Perl, Spreadsheet::ParseExcel, Parsing an XLS file with mixed encodings
February 3rd, 2010
No comments
We are using the Perl module, Spreadsheet::ParseExcel->new to parse XLS files and insert the results into a UTF8 MySQL database.
I came across an interesting situation with a Microsoft Excel file, where only 3 fields of the 12 are encoded as UTF-16BE, the rest are latin1.
Parsing a file with mixed encoding returns unexpected results, since the data in the spreadsheet looks correct, but parsing in it one receives incorrect characters.
Here is some code using Encode::Guess which will resolve the mixed encoding issue.
my $enc = guess_encoding($text); # use Encode::Guess;
if (ref $enc) {
$descr = decode($enc->name, $text);
}
else { # convert to utf8, does not turn on utf8 flag
from_to($text, "iso-8859-1", "utf8");
}
or, if you are already expecting UTF8 data, or more specifically, data with the utf8 flag turned on (perl 5.8.* - see perldoc Encode)

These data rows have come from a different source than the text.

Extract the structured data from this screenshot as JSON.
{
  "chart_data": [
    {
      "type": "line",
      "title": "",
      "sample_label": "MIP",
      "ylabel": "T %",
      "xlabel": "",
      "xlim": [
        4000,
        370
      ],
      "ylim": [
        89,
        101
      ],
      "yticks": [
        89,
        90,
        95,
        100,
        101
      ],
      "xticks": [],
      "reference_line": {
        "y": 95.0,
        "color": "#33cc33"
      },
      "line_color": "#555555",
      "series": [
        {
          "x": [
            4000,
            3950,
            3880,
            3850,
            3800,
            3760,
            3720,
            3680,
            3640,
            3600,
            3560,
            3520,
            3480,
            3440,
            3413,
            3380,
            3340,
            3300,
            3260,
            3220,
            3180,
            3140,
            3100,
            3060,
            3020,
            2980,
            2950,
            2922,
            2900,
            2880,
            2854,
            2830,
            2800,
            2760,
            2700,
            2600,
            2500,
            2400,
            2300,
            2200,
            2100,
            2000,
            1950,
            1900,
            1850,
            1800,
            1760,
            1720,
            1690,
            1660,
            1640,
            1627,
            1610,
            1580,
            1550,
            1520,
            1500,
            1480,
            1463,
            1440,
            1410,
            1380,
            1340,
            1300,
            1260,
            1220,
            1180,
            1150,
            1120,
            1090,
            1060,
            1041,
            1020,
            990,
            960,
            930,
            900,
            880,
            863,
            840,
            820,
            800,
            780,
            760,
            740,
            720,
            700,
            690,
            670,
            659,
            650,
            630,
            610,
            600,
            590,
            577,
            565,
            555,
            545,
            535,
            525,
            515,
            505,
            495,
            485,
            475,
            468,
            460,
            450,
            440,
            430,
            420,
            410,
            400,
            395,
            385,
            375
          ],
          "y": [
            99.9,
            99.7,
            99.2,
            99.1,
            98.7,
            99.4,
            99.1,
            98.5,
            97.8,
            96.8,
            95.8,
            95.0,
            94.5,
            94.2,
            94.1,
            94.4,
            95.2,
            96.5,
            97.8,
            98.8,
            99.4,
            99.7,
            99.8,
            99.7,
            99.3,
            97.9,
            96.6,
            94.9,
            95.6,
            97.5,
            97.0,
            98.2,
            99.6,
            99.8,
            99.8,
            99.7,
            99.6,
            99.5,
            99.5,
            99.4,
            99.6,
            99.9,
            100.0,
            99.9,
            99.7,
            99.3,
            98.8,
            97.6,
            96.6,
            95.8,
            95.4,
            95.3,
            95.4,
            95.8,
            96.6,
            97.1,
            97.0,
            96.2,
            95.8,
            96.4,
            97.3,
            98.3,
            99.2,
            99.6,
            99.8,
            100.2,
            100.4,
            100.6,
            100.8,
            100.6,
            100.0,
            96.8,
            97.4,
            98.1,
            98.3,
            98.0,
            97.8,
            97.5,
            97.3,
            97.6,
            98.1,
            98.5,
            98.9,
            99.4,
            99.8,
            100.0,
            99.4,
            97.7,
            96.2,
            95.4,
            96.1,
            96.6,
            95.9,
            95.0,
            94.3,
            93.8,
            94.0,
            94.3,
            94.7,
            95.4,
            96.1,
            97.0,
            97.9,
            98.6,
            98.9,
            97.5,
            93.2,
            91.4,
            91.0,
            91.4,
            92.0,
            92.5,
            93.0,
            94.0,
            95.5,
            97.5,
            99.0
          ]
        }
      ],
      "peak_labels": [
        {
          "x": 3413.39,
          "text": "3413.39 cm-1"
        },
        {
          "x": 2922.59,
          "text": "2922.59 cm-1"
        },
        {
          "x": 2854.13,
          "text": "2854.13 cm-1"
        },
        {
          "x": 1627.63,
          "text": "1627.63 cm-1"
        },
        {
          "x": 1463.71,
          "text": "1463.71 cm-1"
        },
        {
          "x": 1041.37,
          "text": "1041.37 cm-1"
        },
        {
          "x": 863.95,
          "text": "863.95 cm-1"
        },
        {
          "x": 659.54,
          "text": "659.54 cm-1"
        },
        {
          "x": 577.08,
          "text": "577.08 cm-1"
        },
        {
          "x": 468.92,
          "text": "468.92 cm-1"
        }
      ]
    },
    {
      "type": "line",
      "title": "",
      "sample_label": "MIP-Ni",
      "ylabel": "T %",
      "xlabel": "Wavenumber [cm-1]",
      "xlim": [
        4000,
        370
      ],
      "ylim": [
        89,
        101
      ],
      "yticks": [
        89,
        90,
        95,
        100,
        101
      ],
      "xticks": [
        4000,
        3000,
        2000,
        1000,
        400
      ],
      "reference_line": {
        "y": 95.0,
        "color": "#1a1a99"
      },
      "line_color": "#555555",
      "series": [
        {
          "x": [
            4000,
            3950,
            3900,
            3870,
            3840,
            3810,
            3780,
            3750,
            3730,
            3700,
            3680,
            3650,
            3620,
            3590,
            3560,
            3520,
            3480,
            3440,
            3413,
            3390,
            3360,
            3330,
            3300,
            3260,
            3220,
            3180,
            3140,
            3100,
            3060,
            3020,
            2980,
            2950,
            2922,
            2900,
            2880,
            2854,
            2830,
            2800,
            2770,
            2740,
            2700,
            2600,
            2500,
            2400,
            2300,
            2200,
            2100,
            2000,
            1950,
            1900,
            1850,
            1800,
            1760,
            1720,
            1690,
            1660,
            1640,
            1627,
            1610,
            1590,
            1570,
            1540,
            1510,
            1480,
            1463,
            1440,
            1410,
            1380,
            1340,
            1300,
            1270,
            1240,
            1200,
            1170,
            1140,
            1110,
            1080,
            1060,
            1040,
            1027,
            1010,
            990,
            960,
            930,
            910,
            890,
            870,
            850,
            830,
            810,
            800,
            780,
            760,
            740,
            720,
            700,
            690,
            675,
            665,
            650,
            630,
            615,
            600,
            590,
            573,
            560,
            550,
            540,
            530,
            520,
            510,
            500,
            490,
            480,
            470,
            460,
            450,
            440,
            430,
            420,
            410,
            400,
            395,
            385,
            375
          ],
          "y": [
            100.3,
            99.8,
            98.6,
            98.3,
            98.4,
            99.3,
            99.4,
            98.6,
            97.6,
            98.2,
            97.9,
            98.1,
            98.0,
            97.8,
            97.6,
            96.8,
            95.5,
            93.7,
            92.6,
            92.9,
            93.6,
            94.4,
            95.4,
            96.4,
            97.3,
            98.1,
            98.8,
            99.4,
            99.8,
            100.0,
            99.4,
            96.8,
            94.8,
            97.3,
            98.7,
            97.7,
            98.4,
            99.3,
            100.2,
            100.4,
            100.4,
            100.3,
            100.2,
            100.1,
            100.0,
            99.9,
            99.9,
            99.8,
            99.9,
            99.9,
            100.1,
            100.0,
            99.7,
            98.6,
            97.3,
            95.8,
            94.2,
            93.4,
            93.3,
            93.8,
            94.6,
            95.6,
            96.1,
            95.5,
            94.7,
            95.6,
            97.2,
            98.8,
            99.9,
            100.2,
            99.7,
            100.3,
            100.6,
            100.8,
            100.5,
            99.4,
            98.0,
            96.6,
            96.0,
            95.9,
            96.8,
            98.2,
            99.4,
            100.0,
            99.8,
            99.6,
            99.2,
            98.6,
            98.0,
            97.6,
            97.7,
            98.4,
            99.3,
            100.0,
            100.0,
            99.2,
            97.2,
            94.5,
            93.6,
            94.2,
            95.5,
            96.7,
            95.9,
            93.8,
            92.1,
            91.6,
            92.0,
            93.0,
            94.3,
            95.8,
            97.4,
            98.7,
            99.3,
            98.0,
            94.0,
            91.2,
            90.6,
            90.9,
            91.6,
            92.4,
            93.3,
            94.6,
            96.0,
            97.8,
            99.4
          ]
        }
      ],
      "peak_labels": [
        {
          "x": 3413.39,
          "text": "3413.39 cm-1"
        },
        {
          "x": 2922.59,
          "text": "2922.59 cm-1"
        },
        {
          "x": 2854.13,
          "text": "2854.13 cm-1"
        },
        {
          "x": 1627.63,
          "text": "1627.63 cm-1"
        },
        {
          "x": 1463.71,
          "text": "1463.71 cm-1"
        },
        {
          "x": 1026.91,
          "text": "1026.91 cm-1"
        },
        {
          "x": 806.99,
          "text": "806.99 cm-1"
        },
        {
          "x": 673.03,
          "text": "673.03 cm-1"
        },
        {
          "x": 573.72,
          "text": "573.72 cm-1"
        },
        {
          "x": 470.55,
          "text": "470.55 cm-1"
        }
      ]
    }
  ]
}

use Encode qw/decode from_to/;
use Encode::Guess;
if (! utf8::is_utf8($val)) { # ok, its not utf8, what is it?
my $enc = guess_encoding($val); # use Encode::Guess;
if (ref $enc) {
$val = decode($enc->name, $val); #turns on utf8 flag
}
}
(you would have to use these on a field-by-field/val-by-val basis obviously)